Als wir jedoch gegen Mitternacht schon fast die Herberge erreicht hatten, hielten wir noch einmal kurz inne und setzten uns auf die Treppenstufen vor der Iglesia de Santísima Trinidad, einer kleinen Kirche, auf deren Vorplatz sich im orangen Schimmer der Straßenlaternen schätzungsweise 200 Kolumbianer versammelt hatten. Im ersten Moment waren dort wirklich nur "200 Leute" zu sehen, die dort standen und saßen, aber je länger man die Einheimischen beobachtete, desto deutlicher wurde, dass es sich hier um einen ganz besonderen Mikrokosmos handelte. Die Kolumbianer kamen hier zusammen, um den Abend bei Musik und Gesprächen, bei einem Schachspiel, einem deftigen Snack, einem Tänzchen, leckeren Cocktails oder bei einem Sangesauftritt ausklingen zu lassen. Dabei machte sich eine angenehme Form der Gelassenheit breit. Alle waren auf eine eigenartige Weise miteinander verbunden.

Da waren Polizisten, die sich Hamburger zubereiten ließen, miteinander tuschelten und lachten, so dass schwer auszumachen war, ob sie sich noch auf Streife oder bereits im Feierabend befanden. Da war ein Gitarrist, der Adam Green und Oasis auf Spanisch zum Besten gab und sich dabei von seinen Gefühlen so sehr übermannen ließ, dass er sich von Passantinnen immer wieder die Textbausteine zurufen lassen musste. Später sorgte eine Trommelgruppe für den Herzschlag unter den Laternen, wobei die Cogas, Maracas und Tamburins immer wieder reihum gereicht wurden. Da waren alte Opis, die sonst nur Zeitung lasen und jetzt aufgestanden waren, um ihre Körper zu den Hüftschwüngen der Salsa-Schönheiten zu synchronisieren. Da waren Rucksacktouristen, die auch mal nichts zu erzählen hatten und ihre Haare zum Rhythmus der Bongos durch die Abendluft wedelten. Da waren Zigarettenhändler, die sonst den ganzen Tag durch die Stadt flitzten und ihre Waren feilboten und jetzt einfach mal Pause machten. Und da war die Nachtschicht der Straßenfeger, die scheinbar völlig unbeeindruckt von allem ihre Besen schwangen und den Platz polierten. Der Trinidad-Platz fühlte sich an wie ein großes Familientreffen, eine Gemeinschaft, ein Klub, in dem jeder dazugehörte, der seinen Fuß vor die Kirche gesetzt hatte. Alles passte zueinander und über allen schwebte eine einzigartige Leichtigkeit.

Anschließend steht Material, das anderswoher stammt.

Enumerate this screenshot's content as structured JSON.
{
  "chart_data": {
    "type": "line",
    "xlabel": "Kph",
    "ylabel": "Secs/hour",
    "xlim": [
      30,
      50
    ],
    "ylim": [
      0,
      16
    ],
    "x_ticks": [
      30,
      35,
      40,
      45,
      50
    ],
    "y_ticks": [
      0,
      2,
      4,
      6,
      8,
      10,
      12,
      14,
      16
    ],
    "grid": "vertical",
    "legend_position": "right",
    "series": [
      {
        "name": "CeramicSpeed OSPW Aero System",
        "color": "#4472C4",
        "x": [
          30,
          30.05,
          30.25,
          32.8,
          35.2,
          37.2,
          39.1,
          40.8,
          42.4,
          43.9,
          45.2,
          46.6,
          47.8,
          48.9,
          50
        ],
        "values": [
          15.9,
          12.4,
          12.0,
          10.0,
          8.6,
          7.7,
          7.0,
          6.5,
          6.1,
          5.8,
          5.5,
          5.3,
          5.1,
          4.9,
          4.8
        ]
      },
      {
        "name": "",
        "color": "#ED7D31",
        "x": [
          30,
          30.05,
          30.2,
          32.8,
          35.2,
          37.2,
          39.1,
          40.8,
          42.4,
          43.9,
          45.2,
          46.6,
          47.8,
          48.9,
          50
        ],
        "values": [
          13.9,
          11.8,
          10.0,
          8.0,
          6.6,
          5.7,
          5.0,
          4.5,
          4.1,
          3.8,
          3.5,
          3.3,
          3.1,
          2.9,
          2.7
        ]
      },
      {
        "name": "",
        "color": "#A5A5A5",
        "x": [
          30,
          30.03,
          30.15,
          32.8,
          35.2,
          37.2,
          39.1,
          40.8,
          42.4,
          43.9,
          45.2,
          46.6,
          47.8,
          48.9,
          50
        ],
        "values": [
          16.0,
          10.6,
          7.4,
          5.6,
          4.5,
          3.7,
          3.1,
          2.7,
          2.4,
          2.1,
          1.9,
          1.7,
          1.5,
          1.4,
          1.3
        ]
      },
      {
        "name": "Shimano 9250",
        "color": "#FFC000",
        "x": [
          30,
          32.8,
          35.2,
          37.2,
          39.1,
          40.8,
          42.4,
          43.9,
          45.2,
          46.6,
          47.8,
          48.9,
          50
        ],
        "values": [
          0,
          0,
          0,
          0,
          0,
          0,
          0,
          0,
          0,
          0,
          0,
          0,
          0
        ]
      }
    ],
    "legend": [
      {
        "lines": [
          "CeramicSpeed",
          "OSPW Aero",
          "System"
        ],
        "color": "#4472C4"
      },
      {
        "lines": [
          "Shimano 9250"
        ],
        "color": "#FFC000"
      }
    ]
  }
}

Ich hatte das Gefühl, mich einem tieferen Verständnis anzunähern, wie die Kolumbianer das Leben verstehen könnten oder zumindest einem Aspekt deren Savoir-Vivre, den ich nirgendwo anders in Kolumbien so wahrgenommen hatte. Ich machte ein paar Fotos, wenngleich ich es für Vergeben halte, diese Atmosphäre damit nachspürbar machen zu können. Manchen Ereignissen können eben weder Fotos noch Texte gerecht werden.

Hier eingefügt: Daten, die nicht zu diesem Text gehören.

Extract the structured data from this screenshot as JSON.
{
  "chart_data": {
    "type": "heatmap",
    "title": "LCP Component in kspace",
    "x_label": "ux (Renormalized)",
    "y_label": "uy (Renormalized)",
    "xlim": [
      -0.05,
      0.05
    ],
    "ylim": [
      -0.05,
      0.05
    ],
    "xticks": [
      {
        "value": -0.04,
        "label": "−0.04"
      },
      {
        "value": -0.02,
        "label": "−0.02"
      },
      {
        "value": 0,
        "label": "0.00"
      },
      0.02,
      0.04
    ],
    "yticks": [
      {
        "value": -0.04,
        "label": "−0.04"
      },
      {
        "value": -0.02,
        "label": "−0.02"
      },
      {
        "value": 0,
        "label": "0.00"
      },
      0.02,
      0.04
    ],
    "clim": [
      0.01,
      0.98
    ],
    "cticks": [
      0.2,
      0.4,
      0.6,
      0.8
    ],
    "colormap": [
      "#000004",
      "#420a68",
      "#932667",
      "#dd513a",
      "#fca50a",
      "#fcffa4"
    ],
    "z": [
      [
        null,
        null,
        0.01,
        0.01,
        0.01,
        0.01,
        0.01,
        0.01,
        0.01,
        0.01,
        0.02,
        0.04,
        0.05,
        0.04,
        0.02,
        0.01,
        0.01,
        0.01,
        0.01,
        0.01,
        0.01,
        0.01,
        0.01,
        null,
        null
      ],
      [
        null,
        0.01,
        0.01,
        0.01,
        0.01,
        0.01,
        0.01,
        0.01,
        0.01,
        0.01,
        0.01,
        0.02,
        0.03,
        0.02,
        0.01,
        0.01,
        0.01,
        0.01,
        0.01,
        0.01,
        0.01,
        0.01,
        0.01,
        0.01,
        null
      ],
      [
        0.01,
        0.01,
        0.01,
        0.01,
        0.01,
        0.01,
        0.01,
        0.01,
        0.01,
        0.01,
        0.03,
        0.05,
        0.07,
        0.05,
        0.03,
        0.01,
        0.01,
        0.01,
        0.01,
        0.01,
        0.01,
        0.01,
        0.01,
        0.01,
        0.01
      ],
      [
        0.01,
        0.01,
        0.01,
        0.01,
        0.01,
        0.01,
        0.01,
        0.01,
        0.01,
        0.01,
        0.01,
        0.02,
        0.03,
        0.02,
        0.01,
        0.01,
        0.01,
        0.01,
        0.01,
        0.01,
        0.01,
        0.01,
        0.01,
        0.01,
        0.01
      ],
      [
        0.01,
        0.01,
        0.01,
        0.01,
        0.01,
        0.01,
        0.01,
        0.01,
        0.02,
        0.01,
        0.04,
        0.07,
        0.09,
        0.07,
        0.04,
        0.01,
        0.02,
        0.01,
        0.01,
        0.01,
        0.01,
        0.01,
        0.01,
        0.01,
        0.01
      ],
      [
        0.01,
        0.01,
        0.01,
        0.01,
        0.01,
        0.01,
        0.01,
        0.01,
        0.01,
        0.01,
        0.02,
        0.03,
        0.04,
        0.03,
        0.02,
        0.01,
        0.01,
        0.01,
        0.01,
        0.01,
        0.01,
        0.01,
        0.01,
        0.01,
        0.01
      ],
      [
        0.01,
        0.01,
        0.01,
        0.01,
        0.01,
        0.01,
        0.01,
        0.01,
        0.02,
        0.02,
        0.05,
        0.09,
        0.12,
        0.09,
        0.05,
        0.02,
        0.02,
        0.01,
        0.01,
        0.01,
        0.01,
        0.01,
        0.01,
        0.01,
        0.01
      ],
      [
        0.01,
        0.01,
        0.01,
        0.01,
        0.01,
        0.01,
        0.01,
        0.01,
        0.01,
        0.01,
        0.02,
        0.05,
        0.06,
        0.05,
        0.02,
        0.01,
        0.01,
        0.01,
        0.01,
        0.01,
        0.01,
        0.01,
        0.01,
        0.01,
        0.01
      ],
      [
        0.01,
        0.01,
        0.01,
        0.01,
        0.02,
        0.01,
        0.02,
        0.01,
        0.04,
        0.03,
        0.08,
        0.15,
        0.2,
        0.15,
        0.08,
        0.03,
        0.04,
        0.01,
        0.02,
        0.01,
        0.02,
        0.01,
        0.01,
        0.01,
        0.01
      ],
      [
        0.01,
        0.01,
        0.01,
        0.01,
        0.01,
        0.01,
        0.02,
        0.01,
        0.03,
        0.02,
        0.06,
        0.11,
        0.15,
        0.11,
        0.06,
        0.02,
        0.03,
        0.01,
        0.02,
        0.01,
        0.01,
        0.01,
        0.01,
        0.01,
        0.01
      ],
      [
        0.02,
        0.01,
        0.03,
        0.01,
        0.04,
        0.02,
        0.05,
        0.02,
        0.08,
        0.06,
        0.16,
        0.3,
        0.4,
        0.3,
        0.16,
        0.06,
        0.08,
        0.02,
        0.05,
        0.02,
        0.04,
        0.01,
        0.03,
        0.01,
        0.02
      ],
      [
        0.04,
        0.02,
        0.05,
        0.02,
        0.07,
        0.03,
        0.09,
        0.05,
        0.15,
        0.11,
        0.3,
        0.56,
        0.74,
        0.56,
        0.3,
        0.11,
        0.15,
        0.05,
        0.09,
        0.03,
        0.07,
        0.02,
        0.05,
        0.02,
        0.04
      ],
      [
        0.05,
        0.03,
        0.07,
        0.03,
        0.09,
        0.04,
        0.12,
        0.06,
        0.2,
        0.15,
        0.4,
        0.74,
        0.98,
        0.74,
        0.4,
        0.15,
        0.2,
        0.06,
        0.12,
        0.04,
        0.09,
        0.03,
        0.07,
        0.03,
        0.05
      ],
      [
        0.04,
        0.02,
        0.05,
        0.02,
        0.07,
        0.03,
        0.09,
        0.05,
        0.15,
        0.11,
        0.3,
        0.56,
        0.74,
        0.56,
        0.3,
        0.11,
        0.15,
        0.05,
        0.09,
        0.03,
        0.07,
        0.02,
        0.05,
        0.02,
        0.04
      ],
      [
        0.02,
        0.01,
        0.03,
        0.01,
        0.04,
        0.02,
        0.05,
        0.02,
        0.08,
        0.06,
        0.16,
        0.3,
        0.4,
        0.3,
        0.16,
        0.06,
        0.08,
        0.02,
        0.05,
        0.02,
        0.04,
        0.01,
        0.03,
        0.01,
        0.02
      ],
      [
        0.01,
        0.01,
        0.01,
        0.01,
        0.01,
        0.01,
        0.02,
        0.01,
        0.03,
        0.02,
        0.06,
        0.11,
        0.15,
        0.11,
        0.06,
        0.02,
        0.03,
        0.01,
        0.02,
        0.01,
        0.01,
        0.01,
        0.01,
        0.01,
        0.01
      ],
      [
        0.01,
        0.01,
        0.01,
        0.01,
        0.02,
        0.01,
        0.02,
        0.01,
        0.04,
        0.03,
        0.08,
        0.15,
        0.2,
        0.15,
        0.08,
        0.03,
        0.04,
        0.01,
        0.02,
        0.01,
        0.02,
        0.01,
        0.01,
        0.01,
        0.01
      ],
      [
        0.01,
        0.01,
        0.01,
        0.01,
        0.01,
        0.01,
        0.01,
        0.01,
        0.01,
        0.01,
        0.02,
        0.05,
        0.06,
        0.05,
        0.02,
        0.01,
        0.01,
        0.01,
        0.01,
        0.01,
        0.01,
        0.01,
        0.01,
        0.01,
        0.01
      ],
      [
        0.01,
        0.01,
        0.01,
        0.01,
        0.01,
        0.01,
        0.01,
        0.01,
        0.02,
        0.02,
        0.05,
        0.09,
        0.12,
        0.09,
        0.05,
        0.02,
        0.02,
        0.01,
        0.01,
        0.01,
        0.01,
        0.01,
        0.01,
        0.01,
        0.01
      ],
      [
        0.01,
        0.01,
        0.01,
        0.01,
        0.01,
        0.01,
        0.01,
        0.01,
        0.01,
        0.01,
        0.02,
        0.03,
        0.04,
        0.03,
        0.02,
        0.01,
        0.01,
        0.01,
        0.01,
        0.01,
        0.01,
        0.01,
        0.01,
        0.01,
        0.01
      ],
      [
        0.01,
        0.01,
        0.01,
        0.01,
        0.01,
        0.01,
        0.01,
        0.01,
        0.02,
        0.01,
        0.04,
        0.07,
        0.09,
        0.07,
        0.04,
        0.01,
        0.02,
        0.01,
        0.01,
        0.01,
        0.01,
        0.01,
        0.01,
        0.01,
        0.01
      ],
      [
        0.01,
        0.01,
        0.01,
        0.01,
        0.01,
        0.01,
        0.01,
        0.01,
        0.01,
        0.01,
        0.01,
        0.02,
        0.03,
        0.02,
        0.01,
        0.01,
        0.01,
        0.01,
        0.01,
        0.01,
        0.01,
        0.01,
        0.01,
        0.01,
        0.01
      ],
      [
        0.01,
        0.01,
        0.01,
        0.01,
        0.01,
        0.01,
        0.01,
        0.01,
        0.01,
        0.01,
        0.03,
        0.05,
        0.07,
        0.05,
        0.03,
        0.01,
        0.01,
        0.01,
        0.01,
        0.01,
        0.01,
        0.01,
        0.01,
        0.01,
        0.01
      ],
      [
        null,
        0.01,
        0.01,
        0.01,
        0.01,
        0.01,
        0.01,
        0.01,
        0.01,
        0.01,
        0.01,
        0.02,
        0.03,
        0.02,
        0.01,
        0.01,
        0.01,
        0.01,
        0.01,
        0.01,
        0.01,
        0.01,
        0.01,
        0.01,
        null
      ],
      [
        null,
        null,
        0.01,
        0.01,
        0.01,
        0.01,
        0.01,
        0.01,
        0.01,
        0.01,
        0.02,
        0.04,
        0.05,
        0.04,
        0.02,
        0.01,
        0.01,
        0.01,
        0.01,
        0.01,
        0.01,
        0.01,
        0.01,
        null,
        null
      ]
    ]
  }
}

Auf jeden Fall hatte Giergerd schon lange nichts mehr zu vermelden. Die Relaxe-Hexe kam auf ihre Kosten und aus dem kurzen Innehalten wurde noch eine lange Nacht.

Im Übrigen: Einen ähnlichen Ort findet man auch in Cali, im Park vor der Iglesia de San Antonio ... aber das ist eine andere Geschichte.